Pour la détermination du salaire de référence, sont exclues les sommes liées à la cessation du contrat de travail (indemnités de licenciement, indemnités compensatrices de congés payés et toutes autres sommes versées à titre exceptionnel) ;
– en cas d'incapacité de travail, l'article L. 911-8 du code de la sécurité sociale indique que le maintien des garanties ne peut conduire l'ancien salarié à percevoir des indemnités d'un montant supérieur à celui des allocations chômage qu'il aurait perçues au titre de la même période. Pour l'application de cette limite, si l'allocation de chômage n'a pas encore été versée, celle-ci sera reconstituée sur la base des conditions du régime d'assurance chômage applicables au jour de l'incapacité ;
– le maintien des garanties prend effet le lendemain de la date de fin du contrat de travail.
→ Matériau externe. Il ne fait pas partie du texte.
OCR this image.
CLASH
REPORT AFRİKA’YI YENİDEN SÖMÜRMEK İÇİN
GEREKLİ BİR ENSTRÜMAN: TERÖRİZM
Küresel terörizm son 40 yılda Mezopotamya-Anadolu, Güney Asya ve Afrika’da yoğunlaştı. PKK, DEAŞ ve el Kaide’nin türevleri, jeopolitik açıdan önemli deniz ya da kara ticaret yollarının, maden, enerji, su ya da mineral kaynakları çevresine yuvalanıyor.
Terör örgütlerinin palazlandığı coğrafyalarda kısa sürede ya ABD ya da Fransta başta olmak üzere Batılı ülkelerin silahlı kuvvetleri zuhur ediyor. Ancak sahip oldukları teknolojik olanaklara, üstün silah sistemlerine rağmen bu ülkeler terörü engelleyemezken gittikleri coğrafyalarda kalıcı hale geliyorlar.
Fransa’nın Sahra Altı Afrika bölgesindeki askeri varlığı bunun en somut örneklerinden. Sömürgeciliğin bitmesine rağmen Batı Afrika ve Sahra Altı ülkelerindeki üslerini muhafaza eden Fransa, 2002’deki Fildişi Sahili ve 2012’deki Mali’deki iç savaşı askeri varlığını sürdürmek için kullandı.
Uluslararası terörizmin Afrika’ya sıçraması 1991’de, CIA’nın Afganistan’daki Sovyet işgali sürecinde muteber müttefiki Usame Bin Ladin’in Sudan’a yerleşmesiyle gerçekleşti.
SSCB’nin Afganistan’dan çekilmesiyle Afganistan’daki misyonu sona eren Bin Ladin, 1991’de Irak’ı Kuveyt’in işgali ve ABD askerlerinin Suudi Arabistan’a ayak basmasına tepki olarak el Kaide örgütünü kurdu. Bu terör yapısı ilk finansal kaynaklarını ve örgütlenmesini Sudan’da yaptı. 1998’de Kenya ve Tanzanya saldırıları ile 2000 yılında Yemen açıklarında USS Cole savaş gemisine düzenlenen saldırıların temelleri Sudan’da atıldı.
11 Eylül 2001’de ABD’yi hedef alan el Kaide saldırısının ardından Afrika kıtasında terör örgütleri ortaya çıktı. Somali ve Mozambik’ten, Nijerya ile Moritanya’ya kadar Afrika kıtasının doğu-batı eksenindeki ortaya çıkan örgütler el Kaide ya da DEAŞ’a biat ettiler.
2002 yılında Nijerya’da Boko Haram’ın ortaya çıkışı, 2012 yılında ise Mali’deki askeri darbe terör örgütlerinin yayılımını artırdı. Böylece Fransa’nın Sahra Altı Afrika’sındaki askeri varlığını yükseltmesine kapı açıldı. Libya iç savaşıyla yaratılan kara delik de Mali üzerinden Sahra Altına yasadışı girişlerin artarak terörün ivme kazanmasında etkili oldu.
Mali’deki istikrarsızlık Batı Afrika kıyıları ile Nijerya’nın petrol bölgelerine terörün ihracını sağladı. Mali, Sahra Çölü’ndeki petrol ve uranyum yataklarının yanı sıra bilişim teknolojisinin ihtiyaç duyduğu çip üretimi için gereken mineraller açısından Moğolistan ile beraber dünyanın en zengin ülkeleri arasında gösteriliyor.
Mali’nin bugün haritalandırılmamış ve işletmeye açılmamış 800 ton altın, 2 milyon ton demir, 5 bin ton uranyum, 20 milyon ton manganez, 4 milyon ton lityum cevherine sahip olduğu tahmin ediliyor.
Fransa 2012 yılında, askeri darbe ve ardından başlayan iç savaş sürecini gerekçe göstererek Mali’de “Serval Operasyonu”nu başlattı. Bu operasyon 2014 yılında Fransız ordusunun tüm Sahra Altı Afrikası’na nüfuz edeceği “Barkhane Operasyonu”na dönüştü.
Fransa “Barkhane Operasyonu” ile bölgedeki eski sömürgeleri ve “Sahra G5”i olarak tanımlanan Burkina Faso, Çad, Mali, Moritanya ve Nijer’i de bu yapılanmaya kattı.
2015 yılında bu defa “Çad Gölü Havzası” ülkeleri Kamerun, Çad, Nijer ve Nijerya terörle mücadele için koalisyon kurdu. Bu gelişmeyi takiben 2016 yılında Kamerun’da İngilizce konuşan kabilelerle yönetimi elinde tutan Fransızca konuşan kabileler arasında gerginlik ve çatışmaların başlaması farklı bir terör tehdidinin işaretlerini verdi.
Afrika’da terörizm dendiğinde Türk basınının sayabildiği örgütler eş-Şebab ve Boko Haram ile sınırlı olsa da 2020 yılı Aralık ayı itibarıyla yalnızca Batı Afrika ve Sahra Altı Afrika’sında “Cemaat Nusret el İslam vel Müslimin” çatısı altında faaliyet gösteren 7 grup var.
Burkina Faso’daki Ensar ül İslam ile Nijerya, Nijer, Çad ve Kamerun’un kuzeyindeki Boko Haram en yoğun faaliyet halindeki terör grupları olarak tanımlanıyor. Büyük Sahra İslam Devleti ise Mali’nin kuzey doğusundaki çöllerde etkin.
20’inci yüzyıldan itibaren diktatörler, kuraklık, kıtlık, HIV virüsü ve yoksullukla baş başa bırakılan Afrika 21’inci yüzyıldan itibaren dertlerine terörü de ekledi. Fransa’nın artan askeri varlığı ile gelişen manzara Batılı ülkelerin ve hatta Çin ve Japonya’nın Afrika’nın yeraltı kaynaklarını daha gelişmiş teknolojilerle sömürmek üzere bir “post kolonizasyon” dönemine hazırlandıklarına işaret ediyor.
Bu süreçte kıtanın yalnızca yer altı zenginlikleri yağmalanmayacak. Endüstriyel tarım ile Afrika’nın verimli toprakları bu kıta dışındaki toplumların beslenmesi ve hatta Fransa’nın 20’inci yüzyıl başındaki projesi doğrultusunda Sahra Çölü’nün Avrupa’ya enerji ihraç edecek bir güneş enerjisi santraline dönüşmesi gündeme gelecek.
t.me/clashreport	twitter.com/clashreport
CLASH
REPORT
Conformément à l'article L. 911-8 du code de la sécurité sociale, il s'applique pour une durée maximale égale à la durée du dernier contrat de travail du bénéficiaire dans l'entreprise, appréciée en mois entiers, arrondie le cas échéant au nombre supérieur, dans la limite de 12 mois ;
– le maintien des garanties cesse lorsque le bénéficiaire prend un autre emploi, ou dès qu'il ne peut plus justifier auprès de l'assureur de son statut de demandeur d'emploi indemnisé par le régime d'assurance chômage, ou à la date d'effet de la liquidation de la pension de vieillesse de la sécurité sociale, ou en cas de décès.
La suspension des allocations du régime d'assurance chômage, pour maladie ou tout autre motif, ne modifie pas la durée du maintien des garanties, qui ne peut être prolongée.
(1) La cessation à la date d'effet de la liquidation de la pension vieillesse de la sécurité sociale ne s'applique pas aux salariés en situation de cumul emploi-retraite remplissant les conditions d'ouverture des droits aux prestations en espèces de la sécurité sociale.
(a) L'article 9.3.4 est étendu sous réserve du respect de l'article L. 911-8 du code de la sécurité sociale, relatif à la portabilité des garanties, qui dispose que celle-ci est limitée à 12 mois et qui n'interdit pas la reprise d'une activité si celle-ci n'emporte pas la fin de l'indemnisation au titre du chômage.